Writer’s block is not fun.
I have plenty of other ways to procrastinate, I don’t have to blog.
Some options include:
Sow seeds (in life and in the ground).
Organise possibility of being a lead tenant for Youth For Christ next year.
Organise possibly extending my trip to Perth so I can hang out with Peace Tree. (and visit Georgia and Dave?)
Study for my quiz tomorrow.
Make more chocolate muffins for September Camp.
Upload my study questions for Sep Camp.
Go for a walk. Or a run. Or do some yoga. Or some other kind of physical exercise to not. stress. out. Because I have this essay I keep procrastinating from doing.
So yeah, I wrote up a complete running sheet for the last few days before camp. I have an illness. I have lists upon lists and I HAVEN’T STARTED MY ESSAY YET (Mum and Dad, just forget you read that, yeah?)
It’s ok, I planned time to write the essay. It’s gonna happen. I haven’t got a back up plan so it HAS to happen (hopefully with little to no effort on my part.)
Besides, I have apple pie to calm my nerves.
Technically, it’s apple and pear pie. I got fruit from the farmer’s market on the weekend because it’s almost not apple and pear season anymore and I wanted pie. I love pie.
And thanks to Pam’s Pie Tutorial courtesy of The Pioneer Woman (thank you, Ree!) I made a perfect pie. I’m not kidding. It tastes amazing, it was perfectly cooked, it looks incredible and it’s just as good cold as hot.
I know. I’ve already had more than I need.
Apple and Pear Pie (two crust)
Adapted from The Pioneer Woman
Pam says that pie making is not a recipe, it’s an approach. It’s about the technique. So while this is a recipe, it’s a very loose one. Play around. Enjoy. Make pie.
2 1/2 cups flour (plain or pastry)
1 tsp salt
2 tsp sugar
250g butter, cold, cut into chunks
1/4 cup ice water
about 6 cups (8 pieces of fruit) fruit, peeled and chopped (if needed)
1/2 cup (more if needed) sugar
2 tbsp cornflour or other thickener
juice of one lemon
2 tsp cinnamon
pinch ground cloves
pinch nutmeg (more than cloves)
Pulse 2 cups flour, salt and sugar in a food processor. Add butter and pulse until it looks like breadcrumbs (alternatively, whisk together dry ingredients and use fingertips to rub in butter.) Pulse in 1/2 cup flour (just) and place in a bowl or on your counter. Sprinkle water over, knead in and form into two discs.
Preheat oven to 250 degrees Celsius.
Stir together fruit, lemon juice, thickener and spices. Make sure all the fruit pieces are even and that the mixture coats each piece.
Now, to roll out the dough, take two pieces of parchment paper (or baking paper) and place a dough disk in between them.

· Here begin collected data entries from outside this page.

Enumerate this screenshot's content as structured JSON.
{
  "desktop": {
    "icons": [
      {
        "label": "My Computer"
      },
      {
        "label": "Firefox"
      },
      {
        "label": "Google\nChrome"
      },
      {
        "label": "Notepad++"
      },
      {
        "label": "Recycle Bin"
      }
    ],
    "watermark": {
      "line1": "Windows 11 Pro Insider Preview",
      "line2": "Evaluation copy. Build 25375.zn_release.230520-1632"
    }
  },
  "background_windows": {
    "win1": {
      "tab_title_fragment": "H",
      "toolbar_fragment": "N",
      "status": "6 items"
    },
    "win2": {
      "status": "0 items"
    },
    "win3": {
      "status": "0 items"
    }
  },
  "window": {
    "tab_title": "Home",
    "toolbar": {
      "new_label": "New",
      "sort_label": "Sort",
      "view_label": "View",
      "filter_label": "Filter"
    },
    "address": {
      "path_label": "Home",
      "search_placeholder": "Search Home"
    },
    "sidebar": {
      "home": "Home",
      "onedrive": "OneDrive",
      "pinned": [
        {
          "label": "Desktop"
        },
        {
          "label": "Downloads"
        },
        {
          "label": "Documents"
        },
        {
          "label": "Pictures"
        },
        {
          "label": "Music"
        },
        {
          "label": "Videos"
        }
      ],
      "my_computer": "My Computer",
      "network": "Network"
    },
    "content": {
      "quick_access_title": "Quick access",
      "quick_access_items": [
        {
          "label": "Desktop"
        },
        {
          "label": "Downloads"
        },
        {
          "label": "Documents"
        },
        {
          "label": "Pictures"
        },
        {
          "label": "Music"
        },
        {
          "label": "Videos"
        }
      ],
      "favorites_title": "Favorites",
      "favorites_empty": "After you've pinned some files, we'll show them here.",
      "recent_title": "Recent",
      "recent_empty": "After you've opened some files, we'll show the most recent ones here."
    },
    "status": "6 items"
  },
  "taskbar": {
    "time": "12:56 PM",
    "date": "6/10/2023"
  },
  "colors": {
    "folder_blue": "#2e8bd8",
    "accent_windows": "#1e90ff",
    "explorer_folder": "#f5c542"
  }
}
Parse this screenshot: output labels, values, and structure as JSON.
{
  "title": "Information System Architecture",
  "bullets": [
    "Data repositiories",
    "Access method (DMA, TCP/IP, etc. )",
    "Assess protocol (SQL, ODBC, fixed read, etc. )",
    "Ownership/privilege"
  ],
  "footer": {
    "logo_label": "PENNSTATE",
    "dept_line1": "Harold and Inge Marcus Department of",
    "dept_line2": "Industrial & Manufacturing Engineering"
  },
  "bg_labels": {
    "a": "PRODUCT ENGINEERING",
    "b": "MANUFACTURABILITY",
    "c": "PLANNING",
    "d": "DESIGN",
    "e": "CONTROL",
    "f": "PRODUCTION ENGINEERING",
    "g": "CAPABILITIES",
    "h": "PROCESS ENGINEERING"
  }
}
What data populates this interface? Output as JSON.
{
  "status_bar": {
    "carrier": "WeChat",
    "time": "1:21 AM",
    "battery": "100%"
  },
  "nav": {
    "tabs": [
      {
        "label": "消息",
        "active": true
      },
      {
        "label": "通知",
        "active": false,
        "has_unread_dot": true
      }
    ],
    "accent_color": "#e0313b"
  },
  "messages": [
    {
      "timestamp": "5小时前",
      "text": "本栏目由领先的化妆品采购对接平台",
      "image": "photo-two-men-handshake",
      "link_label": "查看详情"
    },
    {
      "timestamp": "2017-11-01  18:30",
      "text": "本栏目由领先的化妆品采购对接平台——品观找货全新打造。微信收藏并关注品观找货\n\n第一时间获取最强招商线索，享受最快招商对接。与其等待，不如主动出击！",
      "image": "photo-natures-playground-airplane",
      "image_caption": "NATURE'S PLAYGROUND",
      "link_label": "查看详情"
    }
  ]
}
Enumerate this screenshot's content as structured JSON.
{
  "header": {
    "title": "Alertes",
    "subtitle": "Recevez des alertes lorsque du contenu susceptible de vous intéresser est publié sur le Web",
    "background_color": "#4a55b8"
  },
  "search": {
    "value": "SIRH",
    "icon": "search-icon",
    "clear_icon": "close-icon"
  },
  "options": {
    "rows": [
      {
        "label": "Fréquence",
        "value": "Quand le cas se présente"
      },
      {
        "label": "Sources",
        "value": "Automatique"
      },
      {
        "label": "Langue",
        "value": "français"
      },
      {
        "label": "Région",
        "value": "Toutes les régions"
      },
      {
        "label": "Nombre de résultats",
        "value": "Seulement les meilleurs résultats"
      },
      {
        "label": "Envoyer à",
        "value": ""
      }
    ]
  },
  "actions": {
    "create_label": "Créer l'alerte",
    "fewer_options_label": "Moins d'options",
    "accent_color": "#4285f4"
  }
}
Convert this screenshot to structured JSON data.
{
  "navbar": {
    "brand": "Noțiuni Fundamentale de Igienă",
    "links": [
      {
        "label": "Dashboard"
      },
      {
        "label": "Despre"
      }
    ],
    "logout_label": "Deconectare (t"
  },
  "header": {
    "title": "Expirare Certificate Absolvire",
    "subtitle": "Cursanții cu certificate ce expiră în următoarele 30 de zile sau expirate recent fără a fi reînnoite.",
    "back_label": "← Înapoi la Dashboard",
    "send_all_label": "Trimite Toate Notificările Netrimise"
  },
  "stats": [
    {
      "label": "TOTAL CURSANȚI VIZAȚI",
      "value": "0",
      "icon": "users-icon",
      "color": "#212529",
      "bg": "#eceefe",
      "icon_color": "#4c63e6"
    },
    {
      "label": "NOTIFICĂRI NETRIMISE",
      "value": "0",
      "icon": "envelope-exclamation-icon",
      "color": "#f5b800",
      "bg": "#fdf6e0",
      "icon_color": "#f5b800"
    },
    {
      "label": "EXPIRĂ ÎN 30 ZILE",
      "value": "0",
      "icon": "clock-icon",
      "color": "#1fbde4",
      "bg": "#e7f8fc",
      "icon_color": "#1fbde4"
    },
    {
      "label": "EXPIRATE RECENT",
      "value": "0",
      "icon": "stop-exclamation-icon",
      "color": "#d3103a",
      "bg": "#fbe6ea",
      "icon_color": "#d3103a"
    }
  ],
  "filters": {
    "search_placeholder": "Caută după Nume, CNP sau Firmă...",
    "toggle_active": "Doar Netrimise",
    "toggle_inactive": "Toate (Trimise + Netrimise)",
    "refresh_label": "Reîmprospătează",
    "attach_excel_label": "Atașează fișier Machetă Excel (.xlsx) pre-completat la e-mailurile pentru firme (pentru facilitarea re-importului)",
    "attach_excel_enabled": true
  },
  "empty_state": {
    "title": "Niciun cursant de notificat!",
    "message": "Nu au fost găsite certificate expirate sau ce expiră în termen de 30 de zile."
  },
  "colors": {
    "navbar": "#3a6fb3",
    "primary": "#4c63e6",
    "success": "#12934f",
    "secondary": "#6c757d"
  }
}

Roll out to fit your pie pan (this recipe makes enough for one two crust nine inch pie). Place one rolled out disc into the bottom of your pie dish and prick all over with a fork.
Place the fruit in the dish and dot with butter (about four or five tablespoons). Cover with the other half of the dough, rolled out. Crimp the edges however you like and slit the top a few times. (You may choose, as I did, to decorate the top with the scraps of dough left over.) Brush with a beaten egg or some heavy cream.
Bake at 250º for about half an hour, until nicely browned on top. Cover with foil to stop browning and lower heat to 200 degrees for anywhere from 1/2 hour to 40 minutes – apples will need longer, berries will need less.
Let rest for about ten to twenty minutes on the counter before you eat with heavy cream or ice cream.